En termes de composition, l’emploi des résidents progresserait autour de 1.6% à l’horizon 2029 et celui des frontaliers entrants d’environ 2.3% en moyenne. Bien qu’il s’agisse d’un redressement marqué par rapport au point bas de 2024, ces rythmes demeurent nettement inférieurs à ceux observés entre 2000 et 2019, période où la croissance moyenne de l’emploi des résidents dépassait 2% et celle des frontaliers 4% par an.

En cohérence avec le ralentissement du marché du travail, les entrées migratoires se sont également tassées, notamment depuis 2024, pour s’établir à un peu plus de 22 000 personnes en 2025, tandis qu’environ 17 000 personnes ont quitté le pays.
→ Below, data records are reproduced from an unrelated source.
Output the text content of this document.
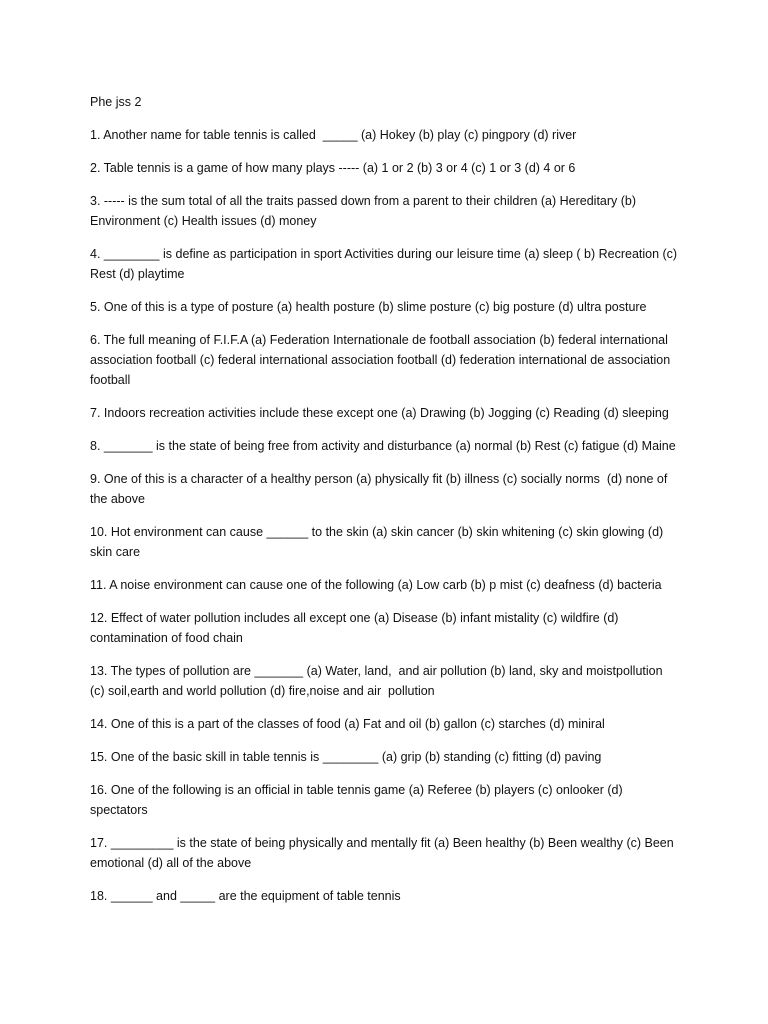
Phe jss 2

1. Another name for table tennis is called  _____ (a) Hokey (b) play (c) pingpory (d) river

2. Table tennis is a game of how many plays ----- (a) 1 or 2 (b) 3 or 4 (c) 1 or 3 (d) 4 or 6

3. ----- is the sum total of all the traits passed down from a parent to their children (a) Hereditary (b) Environment (c) Health issues (d) money

4. ________ is define as participation in sport Activities during our leisure time (a) sleep ( b) Recreation (c) Rest (d) playtime

5. One of this is a type of posture (a) health posture (b) slime posture (c) big posture (d) ultra posture

6. The full meaning of F.I.F.A (a) Federation Internationale de football association (b) federal international association football (c) federal international association football (d) federation international de association football

7. Indoors recreation activities include these except one (a) Drawing (b) Jogging (c) Reading (d) sleeping

8. _______ is the state of being free from activity and disturbance (a) normal (b) Rest (c) fatigue (d) Maine

9. One of this is a character of a healthy person (a) physically fit (b) illness (c) socially norms  (d) none of the above

10. Hot environment can cause ______ to the skin (a) skin cancer (b) skin whitening (c) skin glowing (d) skin care

11. A noise environment can cause one of the following (a) Low carb (b) p mist (c) deafness (d) bacteria

12. Effect of water pollution includes all except one (a) Disease (b) infant mistality (c) wildfire (d) contamination of food chain

13. The types of pollution are _______ (a) Water, land,  and air pollution (b) land, sky and moistpollution (c) soil,earth and world pollution (d) fire,noise and air  pollution

14. One of this is a part of the classes of food (a) Fat and oil (b) gallon (c) starches (d) miniral

15. One of the basic skill in table tennis is ________ (a) grip (b) standing (c) fitting (d) paving

16. One of the following is an official in table tennis game (a) Referee (b) players (c) onlooker (d) spectators

17. _________ is the state of being physically and mentally fit (a) Been healthy (b) Been wealthy (c) Been emotional (d) all of the above

18. ______ and _____ are the equipment of table tennis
Le solde migratoire devrait toutefois repartir à la hausse, portant la croissance de la population d’environ 1.0% en 2025 à 1.6% en 2029.

4.   Inflation et salaires

L’inflation au Luxembourg en 2026 et 2027 serait freinée par des effets de base négatifs liés à la composante énergétique. La baisse des prix de l’électricité conjuguée au recul des prix du pétrole, à l’appréciation de l’euro, ainsi qu’à la baisse attendue des prix du gaz, exerceraient une pression désinflationniste marquée. Dans ce contexte, les prix de l’énergie reculeraient de 6.3% en 2026 et de 3.5% en 2027, contribuant significativement au ralentissement de l’inflation globale.

À l’inverse, les tensions sur l’inflation hors énergie se renforceraient temporairement en 2026.[1] Dans ce contexte, la hausse attendue des prix alimentaires ainsi qu’une inflation soutenue des services contribueraient à une inflation sous-jacente élevée en 2026 (2.2%). L’inflation générale au Luxembourg serait de 1.8% en 2026 et conserverait ce niveau en 2027. Selon ces prévisions, la prochaine indexation des salaires s’appliquerait au 2e trimestre 2026, suivie d’une nouvelle tranche au 3e trimestre 2027.

À moyen terme, l’inflation devrait se stabiliser autour de 2%, en ligne avec la cible de la Banque centrale européenne. L’espacement des tranches indiciaires limiterait les hausses salariales directement liées à l’évolution des prix (à l’inverse de ce qui s’est produit en 2023 où trois tranches ont été déclenchées) réduisant ainsi les potentiels effets de second tour sur l’inflation.

Par ailleurs, le coût salarial demeurerait sur une progression encore supérieure à 3% en 2026 (pour la sixième année consécutive), mais celle-ci tomberait ensuite dans une zone plus proche des 2% par an.

 

[1] Voir STATNEWS N° 5 du 9 février 2026.